Table 7 details the area of occupancy and the number of stems (ramets) present at 16 D. sp. C Illawarra sites. Less than 20 stems are present at seven of these sites and nine sites have an area of occupancy of less than 400 m2. From this data it is assumed that the total population size of D. sp. C Illawarra is small. It is likely that some sites contain just one genetic individual.
D. sp. C Illawarra is capable of suckering from underground rhizomes and coppicing from damaged stems in response to physical disturbance. Extensive suckering was evident at the majority of sites that were surveyed during the preparation of this plan. This suckering is considered to be at least partially attributable to natural disturbances associated with the movement of unconsolidated rock material on steep unstable slopes.
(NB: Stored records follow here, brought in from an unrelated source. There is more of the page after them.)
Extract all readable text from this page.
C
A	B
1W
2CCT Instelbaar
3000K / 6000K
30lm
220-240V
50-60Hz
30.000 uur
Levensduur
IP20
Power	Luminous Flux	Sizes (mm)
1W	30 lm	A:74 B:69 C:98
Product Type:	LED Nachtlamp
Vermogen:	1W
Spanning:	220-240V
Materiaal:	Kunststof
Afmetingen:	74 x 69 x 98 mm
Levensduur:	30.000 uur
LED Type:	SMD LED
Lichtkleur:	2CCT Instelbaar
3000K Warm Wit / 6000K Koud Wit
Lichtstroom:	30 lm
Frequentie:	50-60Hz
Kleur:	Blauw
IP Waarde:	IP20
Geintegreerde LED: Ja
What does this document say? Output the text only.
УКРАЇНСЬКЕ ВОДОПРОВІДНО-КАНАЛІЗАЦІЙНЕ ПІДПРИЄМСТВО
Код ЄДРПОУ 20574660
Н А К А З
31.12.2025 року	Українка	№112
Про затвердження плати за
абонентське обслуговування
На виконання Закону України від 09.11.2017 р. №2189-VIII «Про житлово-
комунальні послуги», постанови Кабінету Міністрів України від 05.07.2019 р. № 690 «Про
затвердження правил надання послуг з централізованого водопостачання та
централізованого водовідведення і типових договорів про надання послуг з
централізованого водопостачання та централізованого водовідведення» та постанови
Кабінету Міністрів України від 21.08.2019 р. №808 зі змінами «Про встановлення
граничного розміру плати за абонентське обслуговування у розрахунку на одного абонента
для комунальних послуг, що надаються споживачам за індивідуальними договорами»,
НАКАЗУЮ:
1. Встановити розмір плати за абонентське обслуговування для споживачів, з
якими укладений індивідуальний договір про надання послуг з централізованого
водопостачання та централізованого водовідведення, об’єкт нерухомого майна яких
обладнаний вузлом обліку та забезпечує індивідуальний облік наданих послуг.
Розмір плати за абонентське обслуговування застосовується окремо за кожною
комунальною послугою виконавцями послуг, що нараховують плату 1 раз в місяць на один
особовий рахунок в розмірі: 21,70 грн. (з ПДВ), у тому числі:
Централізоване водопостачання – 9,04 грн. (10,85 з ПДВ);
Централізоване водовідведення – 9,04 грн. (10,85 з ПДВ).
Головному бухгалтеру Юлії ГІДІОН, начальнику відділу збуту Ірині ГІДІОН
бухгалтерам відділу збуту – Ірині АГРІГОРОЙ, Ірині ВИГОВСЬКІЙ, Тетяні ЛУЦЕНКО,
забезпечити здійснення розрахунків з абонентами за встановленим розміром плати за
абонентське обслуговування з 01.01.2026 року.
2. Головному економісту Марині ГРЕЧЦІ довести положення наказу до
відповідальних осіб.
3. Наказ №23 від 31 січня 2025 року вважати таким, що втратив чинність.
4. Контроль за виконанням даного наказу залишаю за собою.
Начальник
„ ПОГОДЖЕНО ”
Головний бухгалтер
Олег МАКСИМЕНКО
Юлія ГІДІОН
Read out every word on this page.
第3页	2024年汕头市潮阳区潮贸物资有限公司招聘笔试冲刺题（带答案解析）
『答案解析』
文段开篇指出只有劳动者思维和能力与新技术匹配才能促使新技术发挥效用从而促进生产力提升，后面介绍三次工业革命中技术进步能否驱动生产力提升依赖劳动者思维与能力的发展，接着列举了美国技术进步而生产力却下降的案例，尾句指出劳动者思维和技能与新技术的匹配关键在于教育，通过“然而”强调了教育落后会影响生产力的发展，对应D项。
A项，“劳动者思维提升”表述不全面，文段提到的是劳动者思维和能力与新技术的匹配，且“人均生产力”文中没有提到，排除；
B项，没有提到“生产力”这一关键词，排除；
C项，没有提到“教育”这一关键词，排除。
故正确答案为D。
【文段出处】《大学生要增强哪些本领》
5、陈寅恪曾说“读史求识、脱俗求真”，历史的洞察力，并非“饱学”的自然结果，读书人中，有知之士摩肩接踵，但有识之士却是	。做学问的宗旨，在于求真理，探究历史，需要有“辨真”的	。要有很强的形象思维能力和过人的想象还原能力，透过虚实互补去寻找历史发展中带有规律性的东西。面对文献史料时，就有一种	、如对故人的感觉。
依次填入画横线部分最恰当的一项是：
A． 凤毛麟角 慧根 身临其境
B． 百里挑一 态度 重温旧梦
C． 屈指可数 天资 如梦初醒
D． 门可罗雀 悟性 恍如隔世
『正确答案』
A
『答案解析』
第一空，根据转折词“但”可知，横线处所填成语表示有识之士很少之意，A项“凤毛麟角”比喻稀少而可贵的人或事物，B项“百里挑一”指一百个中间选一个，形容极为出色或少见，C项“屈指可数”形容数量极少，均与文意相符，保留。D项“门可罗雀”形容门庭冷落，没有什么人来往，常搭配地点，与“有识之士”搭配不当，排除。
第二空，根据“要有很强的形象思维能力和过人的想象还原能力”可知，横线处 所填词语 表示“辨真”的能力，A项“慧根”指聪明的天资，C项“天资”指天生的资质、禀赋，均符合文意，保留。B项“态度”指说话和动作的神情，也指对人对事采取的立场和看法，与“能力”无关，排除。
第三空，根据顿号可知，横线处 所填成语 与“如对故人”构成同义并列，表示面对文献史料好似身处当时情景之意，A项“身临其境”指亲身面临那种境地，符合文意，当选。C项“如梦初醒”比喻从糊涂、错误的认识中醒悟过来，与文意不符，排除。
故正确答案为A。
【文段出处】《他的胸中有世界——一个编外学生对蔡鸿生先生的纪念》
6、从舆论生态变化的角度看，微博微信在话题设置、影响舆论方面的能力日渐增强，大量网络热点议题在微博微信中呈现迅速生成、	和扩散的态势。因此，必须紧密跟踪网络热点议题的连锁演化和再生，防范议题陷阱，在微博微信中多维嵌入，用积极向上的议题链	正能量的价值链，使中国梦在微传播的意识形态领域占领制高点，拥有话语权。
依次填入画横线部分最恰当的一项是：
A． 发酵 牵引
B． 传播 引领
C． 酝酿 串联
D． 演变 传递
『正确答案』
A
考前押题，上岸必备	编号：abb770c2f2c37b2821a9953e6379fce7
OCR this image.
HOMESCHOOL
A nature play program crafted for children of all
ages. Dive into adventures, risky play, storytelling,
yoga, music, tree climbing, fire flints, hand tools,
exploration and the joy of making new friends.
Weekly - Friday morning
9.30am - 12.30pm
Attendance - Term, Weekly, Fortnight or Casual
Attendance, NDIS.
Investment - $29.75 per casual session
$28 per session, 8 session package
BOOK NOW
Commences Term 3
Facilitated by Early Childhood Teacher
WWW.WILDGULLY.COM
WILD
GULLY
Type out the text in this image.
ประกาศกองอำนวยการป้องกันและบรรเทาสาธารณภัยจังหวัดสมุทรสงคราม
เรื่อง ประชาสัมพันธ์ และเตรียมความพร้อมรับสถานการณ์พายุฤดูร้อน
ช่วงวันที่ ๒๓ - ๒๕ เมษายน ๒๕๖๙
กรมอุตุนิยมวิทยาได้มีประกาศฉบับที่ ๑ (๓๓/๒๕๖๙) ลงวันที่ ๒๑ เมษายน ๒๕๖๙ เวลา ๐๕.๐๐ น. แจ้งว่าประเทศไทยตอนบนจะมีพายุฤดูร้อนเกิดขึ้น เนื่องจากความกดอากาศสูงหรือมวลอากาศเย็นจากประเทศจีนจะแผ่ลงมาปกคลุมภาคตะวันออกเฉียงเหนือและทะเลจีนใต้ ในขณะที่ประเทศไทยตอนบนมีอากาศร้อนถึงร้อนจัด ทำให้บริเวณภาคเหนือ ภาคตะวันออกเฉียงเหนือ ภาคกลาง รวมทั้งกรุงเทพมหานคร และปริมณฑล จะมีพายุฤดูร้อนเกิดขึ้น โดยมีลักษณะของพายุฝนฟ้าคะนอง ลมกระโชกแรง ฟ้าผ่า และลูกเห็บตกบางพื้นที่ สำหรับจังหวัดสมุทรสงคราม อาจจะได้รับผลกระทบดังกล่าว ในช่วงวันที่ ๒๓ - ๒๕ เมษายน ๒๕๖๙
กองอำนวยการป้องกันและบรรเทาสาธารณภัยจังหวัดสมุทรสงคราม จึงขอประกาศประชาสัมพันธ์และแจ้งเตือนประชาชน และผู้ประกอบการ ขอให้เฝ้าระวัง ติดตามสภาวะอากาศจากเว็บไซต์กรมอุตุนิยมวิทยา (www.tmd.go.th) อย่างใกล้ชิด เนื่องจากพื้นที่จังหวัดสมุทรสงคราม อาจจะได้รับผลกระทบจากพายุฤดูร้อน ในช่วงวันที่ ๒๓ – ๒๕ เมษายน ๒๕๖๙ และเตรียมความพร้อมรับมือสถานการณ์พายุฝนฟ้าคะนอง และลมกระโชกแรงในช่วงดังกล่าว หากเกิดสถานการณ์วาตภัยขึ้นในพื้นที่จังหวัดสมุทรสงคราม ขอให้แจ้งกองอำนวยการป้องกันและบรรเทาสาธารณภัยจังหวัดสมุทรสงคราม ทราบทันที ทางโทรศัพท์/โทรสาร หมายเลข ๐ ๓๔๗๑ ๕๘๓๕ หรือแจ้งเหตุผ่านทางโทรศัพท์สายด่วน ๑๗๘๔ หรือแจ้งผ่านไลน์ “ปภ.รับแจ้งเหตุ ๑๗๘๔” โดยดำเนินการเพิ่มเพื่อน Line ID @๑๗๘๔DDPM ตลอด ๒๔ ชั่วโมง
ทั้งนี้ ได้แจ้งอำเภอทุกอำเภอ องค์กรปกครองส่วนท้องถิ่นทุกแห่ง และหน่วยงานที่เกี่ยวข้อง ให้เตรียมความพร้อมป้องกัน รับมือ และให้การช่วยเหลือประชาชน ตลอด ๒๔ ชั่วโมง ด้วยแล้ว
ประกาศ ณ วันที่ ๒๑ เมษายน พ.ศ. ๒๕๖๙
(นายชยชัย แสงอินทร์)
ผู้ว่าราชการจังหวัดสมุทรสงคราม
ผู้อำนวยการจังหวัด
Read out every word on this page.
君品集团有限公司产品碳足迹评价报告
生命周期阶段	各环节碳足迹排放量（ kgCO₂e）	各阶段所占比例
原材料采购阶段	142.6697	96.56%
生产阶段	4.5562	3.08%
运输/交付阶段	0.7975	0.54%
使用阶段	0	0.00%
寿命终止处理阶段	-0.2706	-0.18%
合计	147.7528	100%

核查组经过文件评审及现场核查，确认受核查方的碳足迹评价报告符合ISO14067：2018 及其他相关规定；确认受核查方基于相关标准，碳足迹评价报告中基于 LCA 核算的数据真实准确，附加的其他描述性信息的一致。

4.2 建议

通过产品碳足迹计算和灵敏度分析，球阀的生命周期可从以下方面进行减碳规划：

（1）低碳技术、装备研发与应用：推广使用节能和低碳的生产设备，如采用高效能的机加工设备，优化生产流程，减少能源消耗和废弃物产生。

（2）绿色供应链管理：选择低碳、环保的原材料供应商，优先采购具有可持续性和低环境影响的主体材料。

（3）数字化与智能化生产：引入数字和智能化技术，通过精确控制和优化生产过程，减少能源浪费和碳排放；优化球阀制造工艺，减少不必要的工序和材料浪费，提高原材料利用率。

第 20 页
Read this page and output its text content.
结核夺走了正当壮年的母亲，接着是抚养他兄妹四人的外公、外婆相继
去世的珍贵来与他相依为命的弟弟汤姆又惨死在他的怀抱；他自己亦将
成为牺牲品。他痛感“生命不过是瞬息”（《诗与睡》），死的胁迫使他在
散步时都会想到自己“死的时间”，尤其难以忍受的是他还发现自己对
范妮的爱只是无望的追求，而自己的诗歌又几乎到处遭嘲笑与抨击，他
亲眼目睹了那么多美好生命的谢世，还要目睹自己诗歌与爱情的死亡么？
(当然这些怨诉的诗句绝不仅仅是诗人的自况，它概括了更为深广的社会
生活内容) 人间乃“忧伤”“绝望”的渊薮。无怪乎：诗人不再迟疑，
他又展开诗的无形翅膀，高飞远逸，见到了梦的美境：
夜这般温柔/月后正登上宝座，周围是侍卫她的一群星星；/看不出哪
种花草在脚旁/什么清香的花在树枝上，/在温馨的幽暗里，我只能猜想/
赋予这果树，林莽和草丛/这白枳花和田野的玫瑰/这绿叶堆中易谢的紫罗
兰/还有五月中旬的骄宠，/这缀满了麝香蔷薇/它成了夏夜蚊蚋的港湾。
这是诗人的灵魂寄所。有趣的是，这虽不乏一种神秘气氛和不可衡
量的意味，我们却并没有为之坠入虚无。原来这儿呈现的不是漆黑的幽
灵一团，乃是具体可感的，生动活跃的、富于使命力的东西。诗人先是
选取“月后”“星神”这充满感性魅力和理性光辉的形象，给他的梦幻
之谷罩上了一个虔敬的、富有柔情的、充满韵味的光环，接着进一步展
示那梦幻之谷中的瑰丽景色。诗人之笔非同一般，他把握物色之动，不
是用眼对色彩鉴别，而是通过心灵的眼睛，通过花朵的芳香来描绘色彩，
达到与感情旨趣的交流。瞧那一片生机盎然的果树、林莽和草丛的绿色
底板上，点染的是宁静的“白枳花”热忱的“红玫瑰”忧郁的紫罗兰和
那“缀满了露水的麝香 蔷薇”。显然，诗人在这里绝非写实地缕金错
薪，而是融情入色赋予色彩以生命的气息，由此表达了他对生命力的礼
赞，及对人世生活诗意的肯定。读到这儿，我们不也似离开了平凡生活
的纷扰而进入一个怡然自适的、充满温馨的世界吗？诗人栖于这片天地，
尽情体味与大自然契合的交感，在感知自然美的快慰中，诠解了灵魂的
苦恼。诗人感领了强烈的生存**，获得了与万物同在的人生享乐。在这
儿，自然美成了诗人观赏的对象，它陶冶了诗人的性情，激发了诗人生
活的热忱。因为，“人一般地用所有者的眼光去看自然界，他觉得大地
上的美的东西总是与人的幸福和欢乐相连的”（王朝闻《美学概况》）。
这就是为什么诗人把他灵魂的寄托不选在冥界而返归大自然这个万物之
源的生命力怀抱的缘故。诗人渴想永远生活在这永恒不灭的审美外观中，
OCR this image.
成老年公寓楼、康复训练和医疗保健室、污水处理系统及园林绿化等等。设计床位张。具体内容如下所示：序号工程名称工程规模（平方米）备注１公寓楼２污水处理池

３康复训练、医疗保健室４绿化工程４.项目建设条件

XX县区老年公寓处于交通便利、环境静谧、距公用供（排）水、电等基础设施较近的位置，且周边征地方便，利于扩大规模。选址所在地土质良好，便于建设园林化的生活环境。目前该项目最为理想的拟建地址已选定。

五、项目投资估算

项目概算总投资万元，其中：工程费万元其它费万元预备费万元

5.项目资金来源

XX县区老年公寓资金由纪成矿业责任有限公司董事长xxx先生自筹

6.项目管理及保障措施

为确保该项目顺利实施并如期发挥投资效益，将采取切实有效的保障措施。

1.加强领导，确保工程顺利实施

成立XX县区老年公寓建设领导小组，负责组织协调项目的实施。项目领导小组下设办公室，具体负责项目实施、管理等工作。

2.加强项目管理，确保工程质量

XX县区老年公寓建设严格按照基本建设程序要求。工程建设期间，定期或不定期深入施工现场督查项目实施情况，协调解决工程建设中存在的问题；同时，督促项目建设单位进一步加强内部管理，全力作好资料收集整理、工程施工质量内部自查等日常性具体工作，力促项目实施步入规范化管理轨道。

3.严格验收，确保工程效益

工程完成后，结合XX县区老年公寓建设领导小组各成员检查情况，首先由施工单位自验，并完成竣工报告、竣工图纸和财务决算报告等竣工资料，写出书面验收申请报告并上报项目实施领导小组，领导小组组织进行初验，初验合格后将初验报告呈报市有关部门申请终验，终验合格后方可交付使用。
Many of the vegetation remnants occupied by D. sp. C Illawarra have been partially cleared and/or grazed in the past, and it is likely that the species survived these disturbances by suckering and/or coppicing from damaged stems. However, the clearing or grazing of D. sp. C Illawarra sites is clearly not desirable as, in addition to physically damaging plants, these activities will modify the closed forest habitat of the species and contribute to its degradation.
As D. sp. C Illawarra is a climax rainforest species, it is unlikely that disturbance is required to facilitate seedling recruitment (A. Bofeldt, Wollongong Botanic Gardens, pers. comm.).
|Site Code||Area (sq. m.)||Total Stems||Stems||Stems 0.3 to 2 m||Stems 2 to 5 m||Stems >5m|
|Dc1||200||8||-||2 (26%)||3 (37%)||3 (27%)|
|Dc2||1000||109||3 (3%)||38 (35%)||37 (34%)||31 (28%)|
|Dc3||1570||90||5 (6%)||21 (23%)||39 (43%)||25 (28%)|
|Dc7||5800||2560*||Not recorded||Not recorded||338 (13%)||100 (4%)|
|Dc10||1420||>1000*||Not recorded||Not recorded||212 (21%)||90 (9%)|
|Dc11||20||12||5 (45%)||5 (45%)||1 (10%)||-|
|Dc12||3900||1200*||Not recorded||Not recorded||138 (11%)||17 (1%)|
|Dc13||100||26||2 (8%)||10 (38%)||14 (54%)||-|
|Dc14||600||168||16 (10%)||76 (45%)||54 (32%)||22 (13%)|
|Dc15||100||15||-||4 (27%)||8 (53%)||3 (20%)|
|Dc16||200||18||6 (33%)||8 (44%)||1 (6%)||3 (17%)|
|Dc17||350||105||6 (6%)||84 (80%)||12 (11%)||3 (3%)|
|Dc21||100||11||-||3 (27%)||8 (73%)||-|
|Dc27||1600||64||6 (9%)||32 (50%)||15 (23%)||11 (18%)|
|Dc33||3250||391||31 (8%)||313 (80%)||43 (11%)||4 (1%)|
|Dc40||1200||335||17 (5%)||271 (81%)||32 (10%)||15 (4%)|
|Dc41||400||237||51 (21%)||170 (72%)||12 (5%)||4 (2%)|
There have been no direct observations of the effects of fire frequency, intensity or seasonality on D. sp. C Illawarra. Given its rainforest habitat, the species is unlikely to have evolved with fire and as such, fire is considered likely to impact negatively upon the lifecycle of the species. Such impacts may result from physical damage to individual plants or from changes to its habitat.